Machine learning is increasingly exploited by attackers to perform automated, large-scale inference attacks. For instance, in attribute inference attacks, an attacker can use a machine learning classifier to predict a target user's private, sensitive attributes (e.g., gender, political view) via the public data shared by the user (e.g., friendships, page likes). In membership inference attacks, given the confidence score vector produced by a target classifier for a data sample, an attacker can leverage a machine learning classifier to infer whether the data sample belongs to the training dataset of the target classifier. Those inference attacks pose severe security and privacy concerns to users in various web and mobile applications as well as real-world systems. Existing defenses are either computationally intractable or achieve sub-optimal privacy-utility tradeoffs.
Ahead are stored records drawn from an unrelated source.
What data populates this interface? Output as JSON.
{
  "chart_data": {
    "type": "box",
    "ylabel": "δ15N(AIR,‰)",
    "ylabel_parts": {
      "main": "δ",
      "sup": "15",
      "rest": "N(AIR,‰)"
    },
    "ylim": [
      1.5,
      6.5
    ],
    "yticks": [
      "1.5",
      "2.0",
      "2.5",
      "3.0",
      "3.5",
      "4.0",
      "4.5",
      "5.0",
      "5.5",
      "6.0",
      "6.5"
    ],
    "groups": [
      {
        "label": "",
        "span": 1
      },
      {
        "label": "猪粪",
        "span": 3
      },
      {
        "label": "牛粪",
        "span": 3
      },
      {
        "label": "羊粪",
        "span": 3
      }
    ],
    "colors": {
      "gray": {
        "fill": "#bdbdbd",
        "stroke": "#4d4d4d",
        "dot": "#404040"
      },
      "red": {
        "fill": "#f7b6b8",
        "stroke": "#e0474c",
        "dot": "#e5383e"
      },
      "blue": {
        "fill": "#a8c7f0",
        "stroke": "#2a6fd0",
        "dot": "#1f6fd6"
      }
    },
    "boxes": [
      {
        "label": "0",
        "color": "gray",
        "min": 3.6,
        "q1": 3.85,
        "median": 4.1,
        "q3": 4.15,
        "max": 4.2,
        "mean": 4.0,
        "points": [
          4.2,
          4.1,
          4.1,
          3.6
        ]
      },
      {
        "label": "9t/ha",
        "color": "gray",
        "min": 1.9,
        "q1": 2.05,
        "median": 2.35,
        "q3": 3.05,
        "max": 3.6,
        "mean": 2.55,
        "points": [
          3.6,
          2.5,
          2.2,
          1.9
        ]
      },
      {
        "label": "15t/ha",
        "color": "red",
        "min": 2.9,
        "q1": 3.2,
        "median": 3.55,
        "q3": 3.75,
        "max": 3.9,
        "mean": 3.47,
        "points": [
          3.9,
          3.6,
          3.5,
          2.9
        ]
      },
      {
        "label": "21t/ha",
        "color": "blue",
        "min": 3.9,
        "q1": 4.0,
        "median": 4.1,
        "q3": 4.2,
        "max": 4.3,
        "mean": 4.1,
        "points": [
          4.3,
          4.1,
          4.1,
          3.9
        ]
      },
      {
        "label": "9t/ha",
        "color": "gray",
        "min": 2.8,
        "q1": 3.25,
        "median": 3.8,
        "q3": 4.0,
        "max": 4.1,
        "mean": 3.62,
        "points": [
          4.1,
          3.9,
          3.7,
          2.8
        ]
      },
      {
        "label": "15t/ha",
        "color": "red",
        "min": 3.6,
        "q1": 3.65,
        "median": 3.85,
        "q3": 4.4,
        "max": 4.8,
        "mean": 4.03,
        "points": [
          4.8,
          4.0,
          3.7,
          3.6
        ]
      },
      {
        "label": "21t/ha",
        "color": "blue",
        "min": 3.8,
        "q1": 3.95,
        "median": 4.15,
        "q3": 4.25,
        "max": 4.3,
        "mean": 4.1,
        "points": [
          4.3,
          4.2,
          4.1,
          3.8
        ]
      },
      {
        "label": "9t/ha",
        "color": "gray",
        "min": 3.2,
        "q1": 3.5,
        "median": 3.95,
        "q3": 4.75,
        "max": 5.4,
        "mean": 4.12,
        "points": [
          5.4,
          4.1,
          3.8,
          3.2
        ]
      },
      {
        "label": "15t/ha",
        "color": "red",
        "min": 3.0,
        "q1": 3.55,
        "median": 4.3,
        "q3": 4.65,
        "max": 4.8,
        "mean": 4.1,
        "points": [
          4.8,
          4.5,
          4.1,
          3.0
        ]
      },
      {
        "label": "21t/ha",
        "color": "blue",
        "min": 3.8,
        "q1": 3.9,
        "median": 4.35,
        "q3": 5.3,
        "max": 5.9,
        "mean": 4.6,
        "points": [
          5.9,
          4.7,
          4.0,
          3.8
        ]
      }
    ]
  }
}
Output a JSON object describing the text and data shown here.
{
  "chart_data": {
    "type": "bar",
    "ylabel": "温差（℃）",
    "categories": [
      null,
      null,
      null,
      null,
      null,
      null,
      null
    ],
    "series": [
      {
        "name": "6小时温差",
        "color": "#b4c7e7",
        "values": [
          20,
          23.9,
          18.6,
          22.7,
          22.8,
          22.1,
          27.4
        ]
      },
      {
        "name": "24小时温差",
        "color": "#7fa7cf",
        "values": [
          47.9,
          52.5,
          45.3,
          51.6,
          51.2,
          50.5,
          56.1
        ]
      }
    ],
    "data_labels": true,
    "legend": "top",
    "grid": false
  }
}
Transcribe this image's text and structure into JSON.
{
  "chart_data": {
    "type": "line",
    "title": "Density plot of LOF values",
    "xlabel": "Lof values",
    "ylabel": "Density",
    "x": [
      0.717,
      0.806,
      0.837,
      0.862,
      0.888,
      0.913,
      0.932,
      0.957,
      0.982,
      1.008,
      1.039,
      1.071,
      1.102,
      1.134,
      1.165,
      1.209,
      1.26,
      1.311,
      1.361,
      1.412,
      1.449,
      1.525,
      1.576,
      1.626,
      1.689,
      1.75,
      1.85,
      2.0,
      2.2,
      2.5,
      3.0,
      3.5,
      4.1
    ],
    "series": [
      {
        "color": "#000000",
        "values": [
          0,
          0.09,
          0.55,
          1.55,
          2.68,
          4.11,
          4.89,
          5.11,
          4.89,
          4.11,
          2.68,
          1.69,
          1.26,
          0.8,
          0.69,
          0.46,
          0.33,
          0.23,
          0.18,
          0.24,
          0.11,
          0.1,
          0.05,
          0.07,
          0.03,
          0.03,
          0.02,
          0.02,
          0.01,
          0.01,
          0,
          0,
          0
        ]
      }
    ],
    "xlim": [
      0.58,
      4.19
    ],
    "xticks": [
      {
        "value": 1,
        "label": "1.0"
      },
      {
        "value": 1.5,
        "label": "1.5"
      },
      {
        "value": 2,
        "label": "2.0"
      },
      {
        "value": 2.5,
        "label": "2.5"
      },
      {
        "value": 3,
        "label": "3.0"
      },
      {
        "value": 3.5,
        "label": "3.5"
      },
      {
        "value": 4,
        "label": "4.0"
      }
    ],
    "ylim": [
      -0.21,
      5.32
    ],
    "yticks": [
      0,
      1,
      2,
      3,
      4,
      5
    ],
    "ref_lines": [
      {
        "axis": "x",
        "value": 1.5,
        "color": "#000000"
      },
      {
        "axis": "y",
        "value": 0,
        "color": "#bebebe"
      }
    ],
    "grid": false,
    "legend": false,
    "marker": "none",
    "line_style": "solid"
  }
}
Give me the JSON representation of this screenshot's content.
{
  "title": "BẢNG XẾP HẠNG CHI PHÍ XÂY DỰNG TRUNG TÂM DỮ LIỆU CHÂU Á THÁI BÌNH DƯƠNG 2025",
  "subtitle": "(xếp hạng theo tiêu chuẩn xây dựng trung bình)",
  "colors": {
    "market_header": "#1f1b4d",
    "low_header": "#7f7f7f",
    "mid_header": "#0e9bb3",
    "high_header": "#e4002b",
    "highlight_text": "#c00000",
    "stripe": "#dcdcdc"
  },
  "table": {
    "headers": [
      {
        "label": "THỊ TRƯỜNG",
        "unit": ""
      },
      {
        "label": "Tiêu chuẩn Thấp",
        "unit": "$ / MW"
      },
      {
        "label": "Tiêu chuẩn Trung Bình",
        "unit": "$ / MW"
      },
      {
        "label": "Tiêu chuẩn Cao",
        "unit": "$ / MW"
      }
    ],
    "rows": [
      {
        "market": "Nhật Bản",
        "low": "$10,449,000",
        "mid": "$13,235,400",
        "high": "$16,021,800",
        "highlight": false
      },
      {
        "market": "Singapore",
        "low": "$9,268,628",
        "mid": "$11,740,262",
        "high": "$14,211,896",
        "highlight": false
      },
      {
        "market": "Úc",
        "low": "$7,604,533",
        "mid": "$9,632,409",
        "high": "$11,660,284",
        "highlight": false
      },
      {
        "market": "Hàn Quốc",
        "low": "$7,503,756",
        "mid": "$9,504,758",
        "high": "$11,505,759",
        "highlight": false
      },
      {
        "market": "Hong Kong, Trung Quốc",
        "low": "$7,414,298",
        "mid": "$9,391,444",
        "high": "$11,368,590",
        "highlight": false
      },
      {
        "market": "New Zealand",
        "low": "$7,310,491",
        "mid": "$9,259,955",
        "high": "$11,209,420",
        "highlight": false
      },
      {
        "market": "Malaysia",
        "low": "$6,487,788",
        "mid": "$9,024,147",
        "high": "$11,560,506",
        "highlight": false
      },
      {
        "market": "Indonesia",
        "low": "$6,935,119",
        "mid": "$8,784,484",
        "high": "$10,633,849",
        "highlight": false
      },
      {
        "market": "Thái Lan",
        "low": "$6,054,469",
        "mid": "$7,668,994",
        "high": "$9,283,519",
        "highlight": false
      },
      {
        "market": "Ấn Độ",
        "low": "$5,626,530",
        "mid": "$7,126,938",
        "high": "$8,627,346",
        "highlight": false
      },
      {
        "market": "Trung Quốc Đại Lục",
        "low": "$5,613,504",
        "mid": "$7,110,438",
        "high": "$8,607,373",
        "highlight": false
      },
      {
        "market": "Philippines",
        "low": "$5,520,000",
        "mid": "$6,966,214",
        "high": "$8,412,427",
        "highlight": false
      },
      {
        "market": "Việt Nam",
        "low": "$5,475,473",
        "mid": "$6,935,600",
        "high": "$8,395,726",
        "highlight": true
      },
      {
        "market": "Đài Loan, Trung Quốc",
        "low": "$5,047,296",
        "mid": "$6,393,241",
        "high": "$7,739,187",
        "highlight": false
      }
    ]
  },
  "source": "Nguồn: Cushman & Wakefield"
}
In the first part of this dissertation, we develop a new attribute inference attack to infer user private attributes in online social networks. Then, we will discuss how to leverage adversarial examples to defend against inference attacks. Our key observation is that machine learning classifiers are vulnerable to adversarial examples. In particular, given an input, we can add some carefully crafted noise to the input such that a machine learning classifier makes the desired output. In the second part of this dissertation, we present AttriGuard, a practical defense against attribute inference attacks. Our AttriGuard turns users' public data into adversarial examples such that an attacker cannot correctly infer users' private attributes. Our experimental results on a real-world dataset showed that AttriGuard achieves a better privacy-utility tradeoff than existing defenses, including game-theoretic defense and (local) differential privacy. In the third part of this dissertation, we propose MemGuard, the first defense against membership inference attacks with formal utility guarantees. MemGuard turns confidence score vectors into adversarial examples to mislead an attacker's machine learning classifier. Our results showed that MemGuard can (provably) preserve the classification accuracy of a machine learning classifier while protecting its training data privacy. Adversarial examples are often viewed as offensive techniques that compromise the security of machine learning. We show that adversarial examples can also be used for privacy protection. Finally, we briefly discuss our work on defending against adversarial examples with provable robustness guarantees.